Świat pod napięciem #5: Babiš i Pragmatyczna Czeska Zmiana – znaczenie dla NATO, UE i przyszłości V4 [Wywiad z Janem Rafaelem Lupoměským]

2 tygodni temu

Ostatnie wyniki wyborów w Czechach przywróciły ruch ANO 2011 i jego lidera, Andreja Babiša, na szczyt czeskiej polityki. Jego powrót wywołał natychmiastowe spekulacje dotyczące przyszłego kursu Pragi wobec UE, NATO i Grupy Wyszehradzkiej.

To temat piątej rozmowy z cyklu „Świat pod napięciem”. Veronika Barankevych rozmawia z Janem Rafaelem Lupoměským – czeskim analitykiem, ekspertem ds. polityki Republiki Czeskiej i stosunków międzynarodowych.

Jan Rafael Lupoměským pracował jako doradca Prezydenta Republiki Czeskiej i Ministra Obrony Narodowej, a był radnym we Wrocławiu i analizuje ryzyka polityczne w Europie Środkowej. Nasz ekspert tłumaczy, co stoi za fenomenem Babiša i jego pragmatyzmem oraz prognozuje, jak relacje z Orbánem i Fico wpłyną na przyszłość V4 i współpracę z Polską.

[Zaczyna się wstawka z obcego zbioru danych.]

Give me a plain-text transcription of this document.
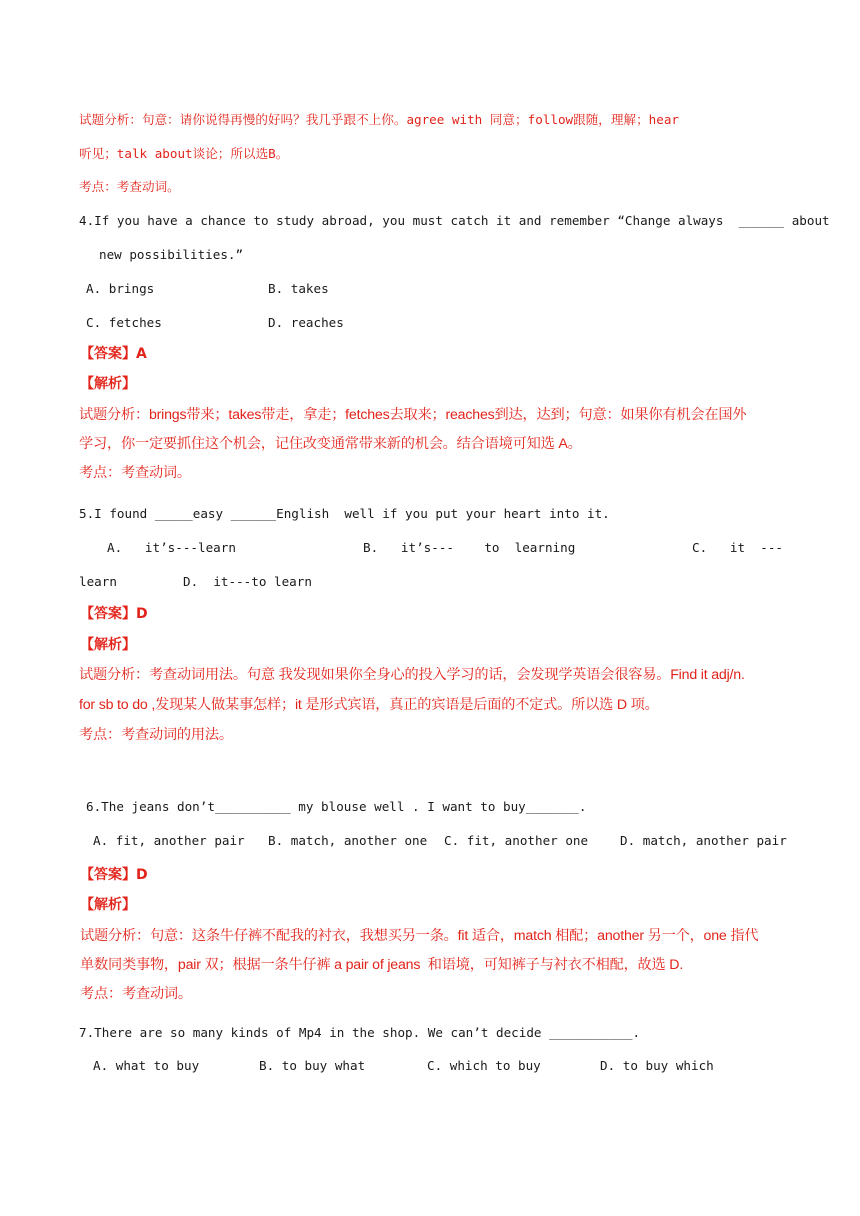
试题分析：句意：请你说得再慢的好吗？我几乎跟不上你。agree with 同意；follow跟随，理解；hear
听见；talk about谈论；所以选B。
考点：考查动词。
4.If you have a chance to study abroad, you must catch it and remember “Change always  ______ about
new possibilities.”
A. brings	B. takes
C. fetches	D. reaches
【答案】A
【解析】
试题分析：brings带来；takes带走，拿走；fetches去取来；reaches到达，达到；句意：如果你有机会在国外
学习，你一定要抓住这个机会，记住改变通常带来新的机会。结合语境可知选 A。
考点：考查动词。
5.I found _____easy ______English  well if you put your heart into it.
A.   it’s---learn	B.   it’s---    to  learning	C.   it  ---
learn	D.  it---to learn
【答案】D
【解析】
试题分析：考查动词用法。句意 我发现如果你全身心的投入学习的话，会发现学英语会很容易。Find it adj/n.
for sb to do ,发现某人做某事怎样；it 是形式宾语，真正的宾语是后面的不定式。所以选 D 项。
考点：考查动词的用法。
6.The jeans don’t__________ my blouse well . I want to buy_______.
A. fit, another pair B. match, another one C. fit, another one	D. match, another pair
【答案】D
【解析】
试题分析：句意：这条牛仔裤不配我的衬衣，我想买另一条。fit 适合，match 相配；another 另一个，one 指代
单数同类事物，pair 双；根据一条牛仔裤 a pair of jeans  和语境，可知裤子与衬衣不相配，故选 D.
考点：考查动词。
7.There are so many kinds of Mp4 in the shop. We can’t decide ___________.
A. what to buy	B. to buy what	C. which to buy	D. to buy which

Veronika Barankevych: Ruch ANO powraca na szczyt z historycznie wysokim wynikiem. Na początek chciałabym prosić o krótkie przybliżenie naszym czytelnikom genezy tego ugrupowania i jego lidera, Andreja Babiša. Co sprawiło, iż siła polityczna w Czechach jest tak trwała i skuteczna?

Jan Rafael Lupoměský: Ruch ANO powstał w 2011 roku. Zresztą, cały czas mają ten rok w swojej nazwie: ANO 2011, co wskazuje na datę oficjalnej rejestracji. Było to w Czechach modne, bo wcześniej, w 2009 roku, powstała konserwatywna partia TOP 09, która też ma rok w nazwie.

Ruch założył ówczesny trzeci najbogatszy obywatel Republiki Czeskiej – Andrej Babiš, choć narodowości słowackiej. Musimy o tym pamiętać, iż urodził się na Słowacji. Nazwa ANO po czesku znaczy „tak”, ale jednocześnie jest to skrót od Akce nespokojených občanů, czyli Akcja Niezadowolonych Obywateli. To określenie i ten przekaz okazał się najważniejszy w 2011 roku.

ANO powstało jako reakcja na duopol władzy, który istniał do tej pory w Czechach. Po prawej stronie była bardzo mocna ODS (Obywatelska Partia Demokratyczna, w tej chwili partia rządząca), a po lewej socjaldemokracja. Andrej Babiš bardzo krytykował ten duopol, zarzucając mu skorumpowane i zastałe układy. Przyszedł z antykorupcyjną rewolucją, chcąc „wywrócić ten stolik”, jak się w Polsce ładnie mówi.

I rzeczywiście mu się to udało. Od jego wejścia do Sejmu w 2013 roku te partie zaczęły tracić na znaczeniu. Socjaldemokracja cztery lata temu, pierwszy raz w swojej ponad 130-letniej historii, nie weszła do czeskiego Sejmu i w obecnych wyborach również nie przekroczyła progu. ODS po 2013 roku znalazła się na poziomie 7-10% i wydawało się, iż partia jest martwa.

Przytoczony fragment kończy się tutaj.